Let’s also not forget Silicon Valley’s practice of hiring global talent at below-market rates while extracting maximum value from their expertise which some would argue represents a form of digital colonialism that exploits geographic wage disparities while maintaining the fiction of meritocratic fairness.
These contradictions render corporate demands for exclusive loyalty intellectually indefensible. Heavily exploitative company practices and demands for loyalty cannot coexist indefinitely in a sustainable employer-employee symbiotic relationship. Cases like Soham Parekh’s signal that workers have begun voting with their divided allegiances.
How do we move on from this?
This case ultimately reveals the ethical contradictions inherent in contemporary capitalism, where individual survival strategies increasingly conflict with corporate expectations in an environment of systematic exploitation. While Soham’s deception was clearly unprofessional and potentially harmful, his actions although inexcusable, could also be seen as a rational response to a system that prioritises capital accumulation over worker welfare.
The real ethical failure here may not just lie with Soham’s individual choices but also with a system that creates conditions where such extreme measures as working 140 hours a week appear necessary for survival. The truth is this oft-celebrated ‘hustle-culture’ within VC-funded startup ecosystems, with its celebration of disruption and resource extraction, has also created a labour environment whether directly or indirectly, where the traditional notions of loyalty and commitment have become very one-sided expectations. So, rather than focusing solely on individual ethical failures, it might serve us better to examine how to create more equitable and sustainable employment relationships for both employers and workers alike.

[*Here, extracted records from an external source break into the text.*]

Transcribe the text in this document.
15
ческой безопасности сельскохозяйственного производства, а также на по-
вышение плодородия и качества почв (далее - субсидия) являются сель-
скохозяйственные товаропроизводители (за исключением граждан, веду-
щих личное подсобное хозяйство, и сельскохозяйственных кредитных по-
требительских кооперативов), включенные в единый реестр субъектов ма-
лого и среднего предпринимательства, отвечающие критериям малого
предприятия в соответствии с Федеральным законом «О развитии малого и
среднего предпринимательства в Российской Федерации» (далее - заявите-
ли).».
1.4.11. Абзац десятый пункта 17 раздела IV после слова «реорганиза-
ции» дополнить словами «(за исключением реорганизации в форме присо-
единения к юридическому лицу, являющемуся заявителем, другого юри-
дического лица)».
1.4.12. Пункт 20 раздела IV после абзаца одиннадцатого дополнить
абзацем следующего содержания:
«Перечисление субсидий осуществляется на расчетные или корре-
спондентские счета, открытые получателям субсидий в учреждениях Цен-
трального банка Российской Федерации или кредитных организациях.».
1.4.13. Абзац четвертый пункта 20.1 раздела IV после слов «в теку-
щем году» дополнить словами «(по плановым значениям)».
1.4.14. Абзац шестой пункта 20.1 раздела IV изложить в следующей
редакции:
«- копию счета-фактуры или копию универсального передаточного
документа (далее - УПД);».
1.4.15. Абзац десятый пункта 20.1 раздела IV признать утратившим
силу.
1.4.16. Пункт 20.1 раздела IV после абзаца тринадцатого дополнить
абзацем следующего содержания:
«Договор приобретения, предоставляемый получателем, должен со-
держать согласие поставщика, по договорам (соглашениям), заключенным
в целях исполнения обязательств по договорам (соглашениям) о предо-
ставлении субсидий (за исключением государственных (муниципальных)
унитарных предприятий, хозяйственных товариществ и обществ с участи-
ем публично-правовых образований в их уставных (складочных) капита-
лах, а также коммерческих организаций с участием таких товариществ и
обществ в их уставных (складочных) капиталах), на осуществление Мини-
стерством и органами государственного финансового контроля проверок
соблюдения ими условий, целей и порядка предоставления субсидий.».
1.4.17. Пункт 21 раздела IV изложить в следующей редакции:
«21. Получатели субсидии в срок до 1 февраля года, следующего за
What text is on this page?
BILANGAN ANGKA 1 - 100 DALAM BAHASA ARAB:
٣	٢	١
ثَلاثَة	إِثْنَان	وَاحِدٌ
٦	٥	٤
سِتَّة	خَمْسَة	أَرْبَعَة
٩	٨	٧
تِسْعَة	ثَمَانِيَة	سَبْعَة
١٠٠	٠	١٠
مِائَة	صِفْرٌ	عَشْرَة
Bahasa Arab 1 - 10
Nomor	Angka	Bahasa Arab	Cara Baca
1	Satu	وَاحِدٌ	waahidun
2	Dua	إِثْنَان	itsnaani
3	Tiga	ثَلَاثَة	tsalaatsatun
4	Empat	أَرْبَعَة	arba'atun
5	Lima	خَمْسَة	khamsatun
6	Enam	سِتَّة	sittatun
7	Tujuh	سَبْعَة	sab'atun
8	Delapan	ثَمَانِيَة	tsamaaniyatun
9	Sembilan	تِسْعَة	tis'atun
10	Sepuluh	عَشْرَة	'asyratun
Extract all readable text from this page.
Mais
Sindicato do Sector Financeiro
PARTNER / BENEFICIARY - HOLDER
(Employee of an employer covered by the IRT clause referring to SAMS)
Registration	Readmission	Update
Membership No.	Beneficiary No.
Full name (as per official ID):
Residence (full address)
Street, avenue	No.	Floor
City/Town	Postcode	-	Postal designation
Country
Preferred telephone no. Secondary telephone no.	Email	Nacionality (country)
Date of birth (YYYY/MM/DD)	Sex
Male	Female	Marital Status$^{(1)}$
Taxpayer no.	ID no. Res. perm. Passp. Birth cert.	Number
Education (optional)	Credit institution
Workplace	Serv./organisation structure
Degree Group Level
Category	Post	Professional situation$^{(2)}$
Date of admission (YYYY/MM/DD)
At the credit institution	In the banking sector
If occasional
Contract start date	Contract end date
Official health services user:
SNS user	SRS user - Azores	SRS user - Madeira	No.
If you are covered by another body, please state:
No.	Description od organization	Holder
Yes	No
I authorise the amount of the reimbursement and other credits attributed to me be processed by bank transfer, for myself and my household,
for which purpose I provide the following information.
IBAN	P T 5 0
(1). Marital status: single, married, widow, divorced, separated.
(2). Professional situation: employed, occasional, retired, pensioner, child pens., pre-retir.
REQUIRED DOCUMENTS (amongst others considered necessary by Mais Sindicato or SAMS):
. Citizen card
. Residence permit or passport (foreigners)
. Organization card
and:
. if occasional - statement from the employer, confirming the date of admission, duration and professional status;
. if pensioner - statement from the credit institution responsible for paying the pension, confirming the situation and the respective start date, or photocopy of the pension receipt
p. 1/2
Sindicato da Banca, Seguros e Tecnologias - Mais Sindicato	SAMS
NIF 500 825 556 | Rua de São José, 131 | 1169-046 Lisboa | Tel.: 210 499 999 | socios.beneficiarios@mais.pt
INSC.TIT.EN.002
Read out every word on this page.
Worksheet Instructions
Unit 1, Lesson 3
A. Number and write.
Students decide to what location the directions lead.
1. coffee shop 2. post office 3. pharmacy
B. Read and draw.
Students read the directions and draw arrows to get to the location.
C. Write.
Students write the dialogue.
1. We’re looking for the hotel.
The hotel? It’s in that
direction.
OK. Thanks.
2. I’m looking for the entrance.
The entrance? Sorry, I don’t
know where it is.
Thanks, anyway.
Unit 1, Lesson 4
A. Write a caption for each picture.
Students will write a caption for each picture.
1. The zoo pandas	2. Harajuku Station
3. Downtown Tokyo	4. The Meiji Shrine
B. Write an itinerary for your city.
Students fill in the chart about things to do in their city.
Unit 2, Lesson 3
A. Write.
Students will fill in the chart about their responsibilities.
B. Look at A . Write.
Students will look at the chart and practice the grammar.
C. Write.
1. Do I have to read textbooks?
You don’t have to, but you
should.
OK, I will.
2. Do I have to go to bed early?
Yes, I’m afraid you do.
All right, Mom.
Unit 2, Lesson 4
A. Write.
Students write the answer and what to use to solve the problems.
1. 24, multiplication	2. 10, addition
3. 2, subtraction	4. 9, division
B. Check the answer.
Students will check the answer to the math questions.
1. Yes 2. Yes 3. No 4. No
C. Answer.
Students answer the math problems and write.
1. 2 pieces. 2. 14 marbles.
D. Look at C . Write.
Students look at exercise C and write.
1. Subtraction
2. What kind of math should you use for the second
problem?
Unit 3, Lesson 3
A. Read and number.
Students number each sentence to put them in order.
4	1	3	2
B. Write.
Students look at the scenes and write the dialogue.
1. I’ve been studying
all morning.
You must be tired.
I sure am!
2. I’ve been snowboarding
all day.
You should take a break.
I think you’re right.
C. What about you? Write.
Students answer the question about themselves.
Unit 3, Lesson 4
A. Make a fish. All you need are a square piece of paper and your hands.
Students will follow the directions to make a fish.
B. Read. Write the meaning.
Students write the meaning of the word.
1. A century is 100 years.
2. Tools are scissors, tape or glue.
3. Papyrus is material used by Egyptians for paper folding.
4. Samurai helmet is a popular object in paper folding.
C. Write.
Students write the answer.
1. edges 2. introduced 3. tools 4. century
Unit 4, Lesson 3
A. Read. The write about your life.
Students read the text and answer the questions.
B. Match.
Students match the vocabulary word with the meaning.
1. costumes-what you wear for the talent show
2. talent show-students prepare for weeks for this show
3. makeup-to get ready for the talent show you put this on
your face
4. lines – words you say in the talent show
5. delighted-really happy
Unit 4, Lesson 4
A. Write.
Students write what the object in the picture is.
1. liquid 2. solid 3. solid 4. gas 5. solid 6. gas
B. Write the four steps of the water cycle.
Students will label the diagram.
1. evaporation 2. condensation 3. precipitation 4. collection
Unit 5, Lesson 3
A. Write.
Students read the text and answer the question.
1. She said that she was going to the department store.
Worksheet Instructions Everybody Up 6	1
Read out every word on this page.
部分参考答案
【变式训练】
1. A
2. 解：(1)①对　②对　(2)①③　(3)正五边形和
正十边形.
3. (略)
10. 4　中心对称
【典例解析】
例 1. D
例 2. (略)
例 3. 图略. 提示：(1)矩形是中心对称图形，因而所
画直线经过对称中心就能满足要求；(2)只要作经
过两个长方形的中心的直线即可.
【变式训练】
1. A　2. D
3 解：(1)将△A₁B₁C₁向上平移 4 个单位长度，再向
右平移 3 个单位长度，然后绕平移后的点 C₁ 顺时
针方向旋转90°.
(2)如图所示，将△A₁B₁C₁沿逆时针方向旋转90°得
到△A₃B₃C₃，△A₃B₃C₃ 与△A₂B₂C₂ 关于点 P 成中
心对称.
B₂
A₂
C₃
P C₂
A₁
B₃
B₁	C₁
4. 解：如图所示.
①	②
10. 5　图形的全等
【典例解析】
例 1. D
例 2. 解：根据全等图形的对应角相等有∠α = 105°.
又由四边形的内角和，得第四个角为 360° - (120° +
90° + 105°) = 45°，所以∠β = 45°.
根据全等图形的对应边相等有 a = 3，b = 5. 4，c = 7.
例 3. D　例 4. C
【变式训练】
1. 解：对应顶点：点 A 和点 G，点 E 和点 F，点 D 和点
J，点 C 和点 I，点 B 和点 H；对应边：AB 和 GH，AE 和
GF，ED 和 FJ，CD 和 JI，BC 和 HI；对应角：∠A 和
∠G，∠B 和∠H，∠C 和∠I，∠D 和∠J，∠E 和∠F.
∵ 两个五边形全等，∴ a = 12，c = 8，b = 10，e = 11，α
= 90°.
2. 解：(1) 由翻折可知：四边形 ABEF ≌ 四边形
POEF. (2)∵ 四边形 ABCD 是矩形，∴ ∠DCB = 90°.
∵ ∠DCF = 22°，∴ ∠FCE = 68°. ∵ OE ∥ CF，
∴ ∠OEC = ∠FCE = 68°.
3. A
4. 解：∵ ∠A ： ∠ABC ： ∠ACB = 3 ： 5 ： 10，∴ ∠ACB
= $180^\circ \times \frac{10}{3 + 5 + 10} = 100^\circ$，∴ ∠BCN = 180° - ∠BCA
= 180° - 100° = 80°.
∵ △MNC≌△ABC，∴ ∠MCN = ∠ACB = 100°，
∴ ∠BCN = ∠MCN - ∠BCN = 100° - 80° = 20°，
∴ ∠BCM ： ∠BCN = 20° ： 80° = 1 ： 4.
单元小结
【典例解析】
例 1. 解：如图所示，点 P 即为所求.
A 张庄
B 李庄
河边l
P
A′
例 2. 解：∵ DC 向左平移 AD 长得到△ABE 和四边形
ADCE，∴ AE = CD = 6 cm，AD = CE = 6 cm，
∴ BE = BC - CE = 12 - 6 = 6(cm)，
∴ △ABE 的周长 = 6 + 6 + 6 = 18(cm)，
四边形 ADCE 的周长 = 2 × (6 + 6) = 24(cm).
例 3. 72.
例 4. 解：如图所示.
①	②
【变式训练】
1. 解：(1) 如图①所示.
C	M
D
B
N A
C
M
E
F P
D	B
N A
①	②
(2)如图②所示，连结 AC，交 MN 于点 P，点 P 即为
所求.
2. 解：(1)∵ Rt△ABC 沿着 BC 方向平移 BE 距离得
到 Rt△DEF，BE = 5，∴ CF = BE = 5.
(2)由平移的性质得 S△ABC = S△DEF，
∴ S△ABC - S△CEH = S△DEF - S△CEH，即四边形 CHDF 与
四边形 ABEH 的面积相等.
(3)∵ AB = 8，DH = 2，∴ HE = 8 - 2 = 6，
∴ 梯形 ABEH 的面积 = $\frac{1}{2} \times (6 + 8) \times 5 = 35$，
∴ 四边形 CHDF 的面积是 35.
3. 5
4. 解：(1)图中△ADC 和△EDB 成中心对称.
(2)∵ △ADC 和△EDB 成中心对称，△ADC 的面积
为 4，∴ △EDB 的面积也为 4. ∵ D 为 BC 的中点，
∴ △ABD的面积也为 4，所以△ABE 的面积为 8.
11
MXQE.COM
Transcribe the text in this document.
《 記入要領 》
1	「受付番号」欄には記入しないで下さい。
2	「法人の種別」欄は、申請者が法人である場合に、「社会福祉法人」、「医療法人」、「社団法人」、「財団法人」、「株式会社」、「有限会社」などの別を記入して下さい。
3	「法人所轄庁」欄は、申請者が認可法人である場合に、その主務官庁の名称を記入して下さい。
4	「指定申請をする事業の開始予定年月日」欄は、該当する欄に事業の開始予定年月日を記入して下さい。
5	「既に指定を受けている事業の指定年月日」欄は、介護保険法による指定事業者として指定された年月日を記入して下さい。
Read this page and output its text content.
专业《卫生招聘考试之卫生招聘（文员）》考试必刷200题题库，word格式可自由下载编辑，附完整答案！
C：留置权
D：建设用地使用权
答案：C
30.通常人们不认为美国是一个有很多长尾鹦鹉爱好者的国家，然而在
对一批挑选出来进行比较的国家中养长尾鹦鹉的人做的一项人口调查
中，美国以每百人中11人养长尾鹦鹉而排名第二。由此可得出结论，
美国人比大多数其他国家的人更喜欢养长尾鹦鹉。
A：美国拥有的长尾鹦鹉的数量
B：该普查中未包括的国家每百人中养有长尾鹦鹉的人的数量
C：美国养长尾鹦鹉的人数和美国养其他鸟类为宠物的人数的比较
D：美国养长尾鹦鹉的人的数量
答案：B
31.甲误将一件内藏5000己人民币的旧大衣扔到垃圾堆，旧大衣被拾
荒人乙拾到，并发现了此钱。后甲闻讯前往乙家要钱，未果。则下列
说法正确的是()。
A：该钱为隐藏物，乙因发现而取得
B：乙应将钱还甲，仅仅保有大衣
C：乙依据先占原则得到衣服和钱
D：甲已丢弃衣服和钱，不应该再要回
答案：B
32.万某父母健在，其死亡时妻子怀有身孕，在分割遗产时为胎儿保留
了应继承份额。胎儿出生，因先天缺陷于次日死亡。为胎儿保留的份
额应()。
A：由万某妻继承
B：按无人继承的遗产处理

The more important question for us to focus on then isn’t just whether Soham acted ethically, but whether the system that produced his actions can itself be considered ethical. After all, in a truly just economic system, workers would not need to resort to such extreme measures for survival, and employers would not operate on assumptions of unlimited extraction from their workforce. Until we begin to address these systemic issues, cases like Soham Parekh’s will continue to emerge as symptoms of deeper structural problems rather than isolated individual failures.